Nem tudo foi flores na cerimônia na transferência do cargo de governador de Romeu Zema (Novo) para Mateus Simões (PSD), na manhã deste domingo em Belo Horizonte. Servidores públicos protestaram contra a atual gestão do Estado, do lado de fora da Assembleia Legislativa (ALMG), no mesmo momento em que dentro do Palácio da Inconfidência, Simões assinava o termo de posse como titular da principal cadeira do Executivo de Minas. Participantes do ato usaram cartazes com críticas aos dois. A maior parte pertencia a sindicatos da área da saúde, educação e do meio ambiente. A principal reivindicação das categorias é por uma recomposição salarial que atenda às perdas com a inflação em anos em que não foi concedido nada de reajuste. A educação, por exemplo, que todos os anos faz greve, como agora, pede 41,8% de correção.

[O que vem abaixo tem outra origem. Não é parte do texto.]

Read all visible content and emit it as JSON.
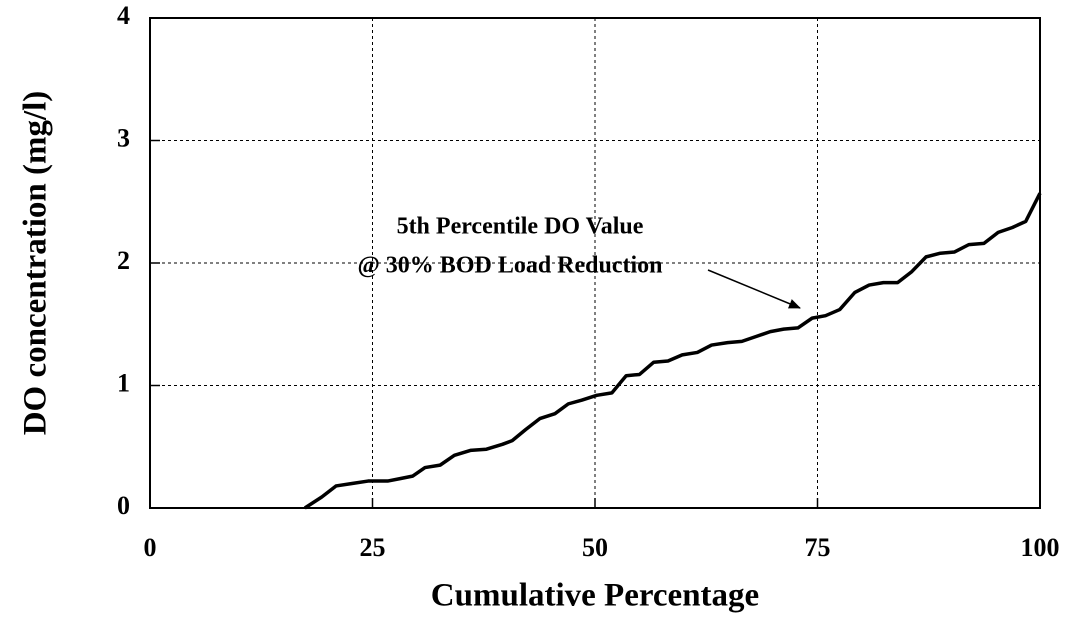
{
  "chart_data": {
    "type": "line",
    "xlabel": "Cumulative Percentage",
    "ylabel": "DO concentration (mg/l)",
    "annotations": [
      "5th Percentile DO Value",
      "@ 30% BOD Load Reduction"
    ],
    "x": [
      17.4,
      19.3,
      20.9,
      22.7,
      24.5,
      26.7,
      28.1,
      29.5,
      30.9,
      32.6,
      34.2,
      36,
      37.8,
      39.6,
      40.7,
      42.2,
      43.8,
      45.5,
      47,
      48.5,
      50.2,
      51.9,
      53.5,
      55,
      56.6,
      58.2,
      59.8,
      61.5,
      63.1,
      64.9,
      66.5,
      68.1,
      69.7,
      71.2,
      72.8,
      74.4,
      75.9,
      77.5,
      79.2,
      80.8,
      82.4,
      84,
      85.6,
      87.2,
      88.8,
      90.4,
      92,
      93.7,
      95.3,
      96.9,
      98.4,
      100
    ],
    "values": [
      0,
      0.09,
      0.18,
      0.2,
      0.22,
      0.22,
      0.24,
      0.26,
      0.33,
      0.35,
      0.43,
      0.47,
      0.48,
      0.52,
      0.55,
      0.64,
      0.73,
      0.77,
      0.85,
      0.88,
      0.92,
      0.94,
      1.08,
      1.09,
      1.19,
      1.2,
      1.25,
      1.27,
      1.33,
      1.35,
      1.36,
      1.4,
      1.44,
      1.46,
      1.47,
      1.55,
      1.57,
      1.62,
      1.76,
      1.82,
      1.84,
      1.84,
      1.93,
      2.05,
      2.08,
      2.09,
      2.15,
      2.16,
      2.25,
      2.29,
      2.34,
      2.57
    ],
    "color": "#000000",
    "xlim": [
      0,
      100
    ],
    "xticks": [
      0,
      25,
      50,
      75,
      100
    ],
    "ylim": [
      0,
      4
    ],
    "yticks": [
      0,
      1,
      2,
      3,
      4
    ],
    "grid": true
  }
}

Valor parecido ao reivindicado pela segurança pública, que pelo visto já se cansou de mendigar uma promessa feita há quase 8 anos, no primeiro mandato de Zema. O que certamente não será diferente neste restante de ano sob o comando do seu ex-vice.
Pé de guerra
É que vem ocorrendo entre o governo e servidores desde quando a promessa da recomposição não foi cumprida. Na tentativa de amenizar a situação, e em ano de eleições, uma das últimas ações de Zema no cargo, no início deste mês, foi o envio de um projeto de lei (PL) à Assembleia propondo uma recomposição salarial de 5,4% ao funcionalismo público do estado. Valor que não agradou nada, nenhuma das categorias. A manifestação dos servidores durante a solenidade de domingo, foi justamente para lembrar a Mateus Simões da insatisfação e que ele cumpra o que está no PL. Ao contrário, também deve ter problemas. Zema, por sua vez, se concentra a partir de agora em sua pré-candidatura à Presidência da República. Pelo menos, por enquanto.
Ausências esperadas
As ausências e presenças nas duas cerimônias que marcaram a passagem do comando do Estado mostraram bem o que vem por aí no processo eleitoral que já está a todo vapor. Os que prestigiaram os atos foram quase que exclusivos, os aliados entre os parlamentares e lideranças partidárias, como o presidente do PL em Minas, Domingos Sávio, e o do PSD nacional, Gilberto Kassab. E ausências já esperadas como a do prefeito de Belo Horizonte, Álvaro Damião (União), do deputado Nikolas Ferreira (PL), que apesar de ter estado ao lado de Simões em agendas- pura estratégia, além de possíveis adversários nas eleições de outubro. Exemplo? A prefeita de Contagem, Marília Campos (PT), o de Betim Heron Guimarães (União Brasil), e claro, o senador Cleitinho Azevedo (Republicanos). Pelo menos em parte, parece ter ficado claro, quem vai caminhar com quem a partir de agora.
Lohanna e mais um
Como não poderia ser diferente, a base governista na Assembleia compareceu em massa aos eventos de posse. Da oposição na Casa, apenas os corajosos Lohanna França (PV) e Betinho Pinto Coelho do mesmo partido. Mesma atitude que não teve o presidente da Associação Mineira de Municípios e prefeito de Patos de Minas, Luís Eduardo Falcão (Republicanos). Principalmente depois que teve um desentendimento com Simões no início do ano, Falcão vem criticando algumas ações do governo, como a privatização da Copasa. Além do mais, depois do convite de Cleitinho para ser seu vice, já caminha do outro lado.
Nenhum dos dois
E por falar no senador divinopolitano, ele que já foi um importante aliado do Zema, também não "deu o ar da graça". O mesmo fez seu irmão, o prefeito Gleidson Azevedo (Novo), correligionário de Zema. As razões não são diferentes das de Falcão, possivelmente, estarão de lados opostos na disputa de outubro.